Grandmother—she’d been dead a while—laughed and laughed.
Spans and Ranges of Numbers – Any dashed numerical range should use an en dash with surrounding spaces.
RIP Beatrix Potter, 1866 – 1943.
Compound Words – Words that are joined with a dash should use the ordinary hyphen found on the computer keyboard. No surrounding spaces.
Boy, someone must have beaten you with an ugly-stick.
Acronyms and Initials
Initials and acronyms should never use periods. In cases where there are multiple initials together, there should be no spaces and no periods.
PT Barnum was a bit of a huxter.
All ellipses should use the ellipses character (…) rather than a string of three periods.
Bulleted or numerical lists should use the HTML format rather than manually typed bullets or numbers. You can use the Bulleted List or Numbered List buttons in the WordPress editor.
If a possessive name or word ends with the letter “s”, use an apostrophe with no added “s” afterward.
Mister Burns’ power plant is a paragon of workplace safety.
Dedications and Afters
Dedications, afters, and other types of attributions should be offset with an em dash (without a space after) and set in italics. These should not be blockquotes.
—for my father
—after Khalil Gibran
The entirety of an epigraph at the start of a poem should be placed in a block quote, including the citation, which should be offset with an em dash (without a space after) and set in italics.
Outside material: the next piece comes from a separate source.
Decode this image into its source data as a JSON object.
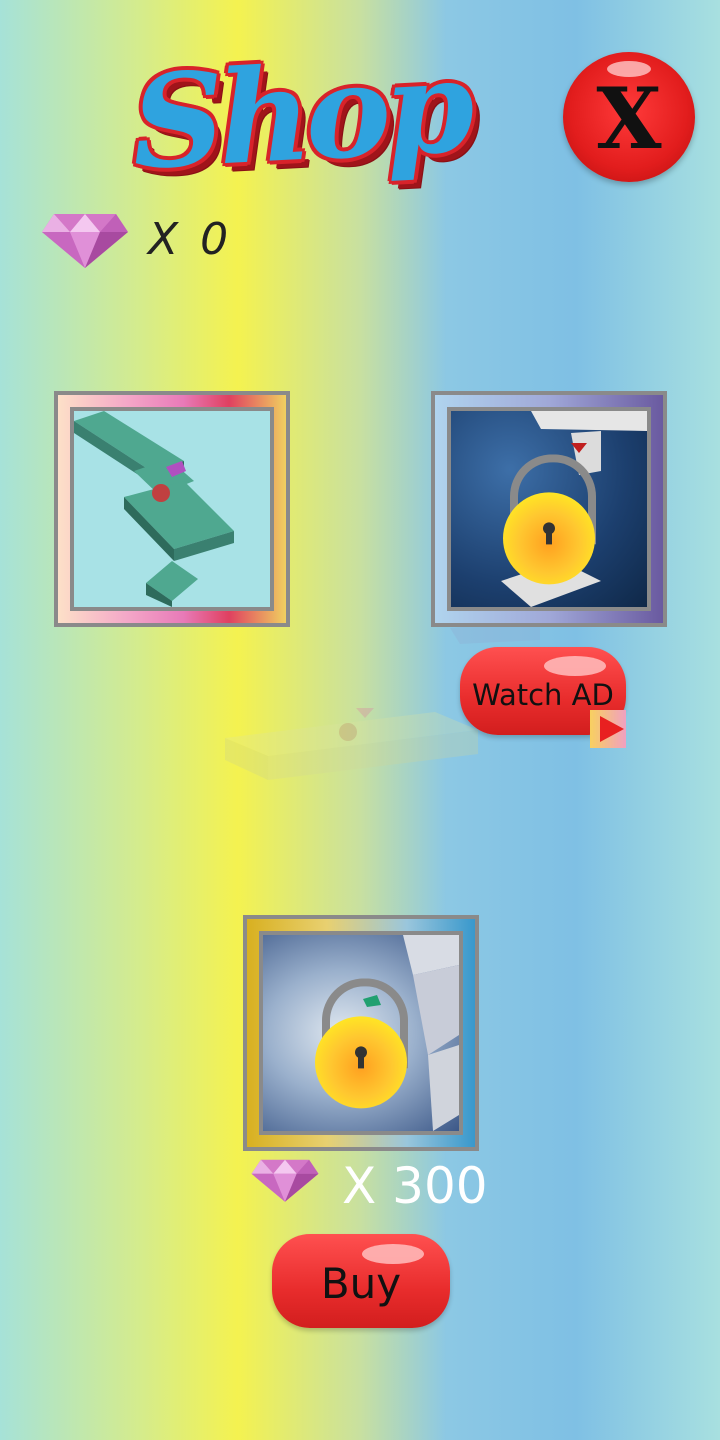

The quoted portion of the epigraph should be placed between double quotes, and there should only be a soft return between the quotation and the citation.
“We all need someone we can bleed on.
And if you want it, baby, well you can bleed on me.”
—The Rolling Stones
Where a poem is broken up into numbered, lettered, or titled sections, the number letter or title should be given its own paragraph breaks and bolded.
There was an angry man after me.
I ran as fast as the angry man.
The poet’s intent should be honored in all titles and in the bodies of poems. Artist names should always be capitalized normally.
The first instance of an artist’s name in a bio should be bolded.
Jane Doe is a poet who lives in Wordtown, Rhode Island.
Capitalization – Artist names should be capitalized normally.
Journals – Titles of journals should always be in italics.
Jane Doe has been published in Adroit.
Chapbooks / Books – Titles of books and chapbooks should always be in italics.
Jane Doe is the author of the chapbook, Various Weather Conditions.
Poems – Individual poem titles should always be in double quotes.
Jane Doe’s poem, “Sunshine,” is awesome.
Publishers – The names of publishers should always be capitalized but otherwise given no special formatting.
Jane Doe’s chapbook was published by Climate Press.
Lists – Lists of items, such as publication credits, with more than two items should always include an Oxford comma. Lists of only two items need no comma.
Jane Doe’s work has appeared in Adroit, Rust + Moth, and The Rusty Nail.
Jane Doe has two cats—Dimitri and Svetlana.
Currently – In most cases, you should remove the word ‘currently’ from bios. It rarely adds to the meaning.
Years-Old – The words ‘year-old’ or ‘years-old’ should use a hyphen, not a space.